Designers Ariel Ashe and Reinaldo Leandro may have saved their best work for Ashe’s sister and brother-in-law, Alexi Ashe and Seth Meyers, of late-night TV fame. Ashe + Leandro are part of a cohort of youngish American designers whose utterly original work jumps out from the pages of the book; others are Apparatus founders Gabriel Hendifar and Jeremy Anderson and Manhattan architect Giancarlo Valle.
Not that the older generation has gone missing. “You couldn’t do a book like this without Peter Marino,” says Kalt, who included the architect’s own Rocky Mountain ski house, a lesson in icy perfection.

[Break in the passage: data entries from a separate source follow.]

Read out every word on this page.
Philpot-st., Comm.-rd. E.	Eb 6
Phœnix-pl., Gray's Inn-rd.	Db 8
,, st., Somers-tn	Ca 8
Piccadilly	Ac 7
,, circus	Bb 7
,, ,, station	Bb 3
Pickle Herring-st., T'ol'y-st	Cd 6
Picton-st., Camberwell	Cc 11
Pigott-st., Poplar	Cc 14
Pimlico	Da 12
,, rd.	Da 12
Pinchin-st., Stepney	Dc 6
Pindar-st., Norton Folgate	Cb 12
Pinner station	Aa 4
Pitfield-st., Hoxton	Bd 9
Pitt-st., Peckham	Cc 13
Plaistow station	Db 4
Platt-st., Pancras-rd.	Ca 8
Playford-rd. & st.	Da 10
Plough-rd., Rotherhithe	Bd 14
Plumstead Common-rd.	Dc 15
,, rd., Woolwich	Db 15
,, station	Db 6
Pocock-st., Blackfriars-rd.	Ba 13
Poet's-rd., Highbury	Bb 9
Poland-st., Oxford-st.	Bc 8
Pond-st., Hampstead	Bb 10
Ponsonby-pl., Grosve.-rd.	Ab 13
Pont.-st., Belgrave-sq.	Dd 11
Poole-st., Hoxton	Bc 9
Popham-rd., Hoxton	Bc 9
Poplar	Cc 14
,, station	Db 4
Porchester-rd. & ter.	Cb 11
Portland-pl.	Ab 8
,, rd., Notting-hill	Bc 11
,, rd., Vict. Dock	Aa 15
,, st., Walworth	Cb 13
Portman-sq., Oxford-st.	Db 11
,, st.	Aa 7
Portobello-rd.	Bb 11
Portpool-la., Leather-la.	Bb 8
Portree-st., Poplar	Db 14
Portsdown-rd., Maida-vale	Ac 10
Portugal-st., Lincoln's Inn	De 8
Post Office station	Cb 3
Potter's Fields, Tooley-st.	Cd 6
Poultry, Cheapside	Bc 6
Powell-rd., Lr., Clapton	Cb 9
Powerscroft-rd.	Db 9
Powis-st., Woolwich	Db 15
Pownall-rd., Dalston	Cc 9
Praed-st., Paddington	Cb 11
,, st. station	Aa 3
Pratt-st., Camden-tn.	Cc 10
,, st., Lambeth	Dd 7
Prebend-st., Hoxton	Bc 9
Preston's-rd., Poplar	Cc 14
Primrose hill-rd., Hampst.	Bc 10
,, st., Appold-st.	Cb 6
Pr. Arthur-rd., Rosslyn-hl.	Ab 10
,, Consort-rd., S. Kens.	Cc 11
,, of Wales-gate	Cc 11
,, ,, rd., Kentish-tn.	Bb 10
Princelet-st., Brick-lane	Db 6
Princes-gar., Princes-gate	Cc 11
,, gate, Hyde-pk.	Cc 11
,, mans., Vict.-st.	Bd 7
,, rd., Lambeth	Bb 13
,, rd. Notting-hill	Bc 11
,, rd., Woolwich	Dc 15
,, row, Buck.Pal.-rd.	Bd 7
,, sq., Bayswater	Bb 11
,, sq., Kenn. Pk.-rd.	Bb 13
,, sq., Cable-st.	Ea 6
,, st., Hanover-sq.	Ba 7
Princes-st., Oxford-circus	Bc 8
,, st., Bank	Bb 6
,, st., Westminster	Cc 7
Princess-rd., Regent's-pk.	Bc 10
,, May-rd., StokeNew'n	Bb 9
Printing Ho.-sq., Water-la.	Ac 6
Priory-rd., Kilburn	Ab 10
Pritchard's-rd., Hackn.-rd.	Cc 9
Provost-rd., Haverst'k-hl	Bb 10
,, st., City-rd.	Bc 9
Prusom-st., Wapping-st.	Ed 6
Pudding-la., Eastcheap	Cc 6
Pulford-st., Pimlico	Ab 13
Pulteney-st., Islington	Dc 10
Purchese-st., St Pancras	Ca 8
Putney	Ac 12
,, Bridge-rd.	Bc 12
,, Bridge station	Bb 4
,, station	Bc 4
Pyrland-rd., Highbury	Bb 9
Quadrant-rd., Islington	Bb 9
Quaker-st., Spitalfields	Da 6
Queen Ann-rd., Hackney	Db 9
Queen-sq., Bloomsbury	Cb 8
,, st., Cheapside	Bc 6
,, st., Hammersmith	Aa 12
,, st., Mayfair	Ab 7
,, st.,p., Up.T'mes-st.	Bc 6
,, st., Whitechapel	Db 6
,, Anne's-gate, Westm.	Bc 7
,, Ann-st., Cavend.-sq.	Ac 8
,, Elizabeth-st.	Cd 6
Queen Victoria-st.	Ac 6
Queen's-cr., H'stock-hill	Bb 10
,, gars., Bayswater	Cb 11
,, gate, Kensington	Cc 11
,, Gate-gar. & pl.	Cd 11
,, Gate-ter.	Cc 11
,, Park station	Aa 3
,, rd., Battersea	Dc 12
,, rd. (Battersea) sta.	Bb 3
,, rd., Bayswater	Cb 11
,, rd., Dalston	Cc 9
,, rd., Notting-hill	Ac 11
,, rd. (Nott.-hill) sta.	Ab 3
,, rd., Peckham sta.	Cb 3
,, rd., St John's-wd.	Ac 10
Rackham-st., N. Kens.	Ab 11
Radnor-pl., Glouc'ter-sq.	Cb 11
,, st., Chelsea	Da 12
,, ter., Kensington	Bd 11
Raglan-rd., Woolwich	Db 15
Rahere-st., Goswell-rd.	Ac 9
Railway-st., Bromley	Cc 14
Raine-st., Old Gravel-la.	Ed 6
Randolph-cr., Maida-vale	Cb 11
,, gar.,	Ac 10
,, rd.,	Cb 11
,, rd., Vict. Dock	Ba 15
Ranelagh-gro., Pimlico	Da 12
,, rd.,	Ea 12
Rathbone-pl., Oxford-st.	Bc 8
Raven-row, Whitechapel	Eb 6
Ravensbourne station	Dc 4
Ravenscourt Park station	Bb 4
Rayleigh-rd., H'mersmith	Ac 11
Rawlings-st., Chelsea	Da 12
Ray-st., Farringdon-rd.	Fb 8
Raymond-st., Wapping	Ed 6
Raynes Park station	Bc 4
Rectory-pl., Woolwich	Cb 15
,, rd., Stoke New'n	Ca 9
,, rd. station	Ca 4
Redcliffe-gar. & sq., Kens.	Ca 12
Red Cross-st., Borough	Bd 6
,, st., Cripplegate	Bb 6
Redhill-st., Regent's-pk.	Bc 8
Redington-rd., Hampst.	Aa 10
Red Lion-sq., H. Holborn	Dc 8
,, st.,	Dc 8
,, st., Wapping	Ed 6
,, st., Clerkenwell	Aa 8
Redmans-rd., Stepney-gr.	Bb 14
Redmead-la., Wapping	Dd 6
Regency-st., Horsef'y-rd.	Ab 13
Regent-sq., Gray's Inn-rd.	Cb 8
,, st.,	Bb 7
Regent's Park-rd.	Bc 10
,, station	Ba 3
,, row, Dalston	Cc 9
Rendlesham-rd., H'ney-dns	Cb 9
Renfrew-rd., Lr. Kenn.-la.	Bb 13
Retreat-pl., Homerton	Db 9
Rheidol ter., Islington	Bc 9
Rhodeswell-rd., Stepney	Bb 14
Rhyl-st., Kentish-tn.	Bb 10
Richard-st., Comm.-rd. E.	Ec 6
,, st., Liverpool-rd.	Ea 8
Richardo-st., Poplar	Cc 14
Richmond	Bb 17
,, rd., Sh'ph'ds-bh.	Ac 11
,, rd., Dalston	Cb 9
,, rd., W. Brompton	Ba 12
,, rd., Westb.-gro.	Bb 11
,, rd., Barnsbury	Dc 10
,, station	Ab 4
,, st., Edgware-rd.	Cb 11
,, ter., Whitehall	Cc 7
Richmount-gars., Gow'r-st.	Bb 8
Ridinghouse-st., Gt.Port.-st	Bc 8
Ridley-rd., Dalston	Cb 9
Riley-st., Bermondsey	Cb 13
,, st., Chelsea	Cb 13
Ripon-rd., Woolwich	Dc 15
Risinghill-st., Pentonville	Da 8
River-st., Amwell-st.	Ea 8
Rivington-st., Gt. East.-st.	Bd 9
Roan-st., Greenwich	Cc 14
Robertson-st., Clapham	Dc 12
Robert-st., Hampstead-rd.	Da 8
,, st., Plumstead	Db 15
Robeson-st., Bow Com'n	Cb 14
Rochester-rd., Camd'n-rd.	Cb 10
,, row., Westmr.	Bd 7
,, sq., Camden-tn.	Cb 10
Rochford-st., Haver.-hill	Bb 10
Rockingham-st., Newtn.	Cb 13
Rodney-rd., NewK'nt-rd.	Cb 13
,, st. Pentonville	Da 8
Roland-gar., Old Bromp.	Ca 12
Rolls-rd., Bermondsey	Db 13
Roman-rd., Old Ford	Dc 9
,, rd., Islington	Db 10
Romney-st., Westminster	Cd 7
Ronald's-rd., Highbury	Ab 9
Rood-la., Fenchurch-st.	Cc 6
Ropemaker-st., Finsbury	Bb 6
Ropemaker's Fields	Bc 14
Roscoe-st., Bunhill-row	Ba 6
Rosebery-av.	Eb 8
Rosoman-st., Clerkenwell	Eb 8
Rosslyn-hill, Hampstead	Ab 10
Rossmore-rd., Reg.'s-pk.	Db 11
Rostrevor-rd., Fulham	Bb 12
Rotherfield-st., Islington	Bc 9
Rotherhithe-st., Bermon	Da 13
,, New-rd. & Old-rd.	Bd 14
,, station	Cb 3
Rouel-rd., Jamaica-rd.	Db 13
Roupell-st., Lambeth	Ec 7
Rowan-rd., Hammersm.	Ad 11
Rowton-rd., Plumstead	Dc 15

But the aesthetic that best defines the interiors included in the book is eclecticism — the mixing and matching that has become the design world’s lingua franca. Of course, even eclecticism has variants, from the lush interiors of Studio KO (represented by a brass-trimmed flat in Paris) to the spare environments of London-based John Pawson (a trim-free Manhattan living room for Scandinavian antiques dealer Jill Dienst, of Dienst + Dotter).
One way or another, nearly all the interiors in the book combine shiny and dull, thick and thin, restrained and ornate and, especially, old and new. It’s hard to imagine a more powerful modern statement than that made by an Ekstrom armchair, designed in the 1980s by Terje Ekstrom, of Norway, and seemingly composed of thick bent pipes: A pair of these in school-bus yellow appears alongside 17th-century furniture in a Madrid living room by interior designers Las 2 Mercedes, while another set, in fire-engine red, mingles with priceless antiques in a Bologna home designed for antiquarian Maurizio Nobile by architect Enricho Bianchini. Both arrangements prove that the shock of the new and the comfort of the old together can make great rooms.
In a similar way, The Most Beautiful Rooms in the World proves that the two lives of Architectural Digest — the traditional and the modern — have merged over the magazine’s 100 years.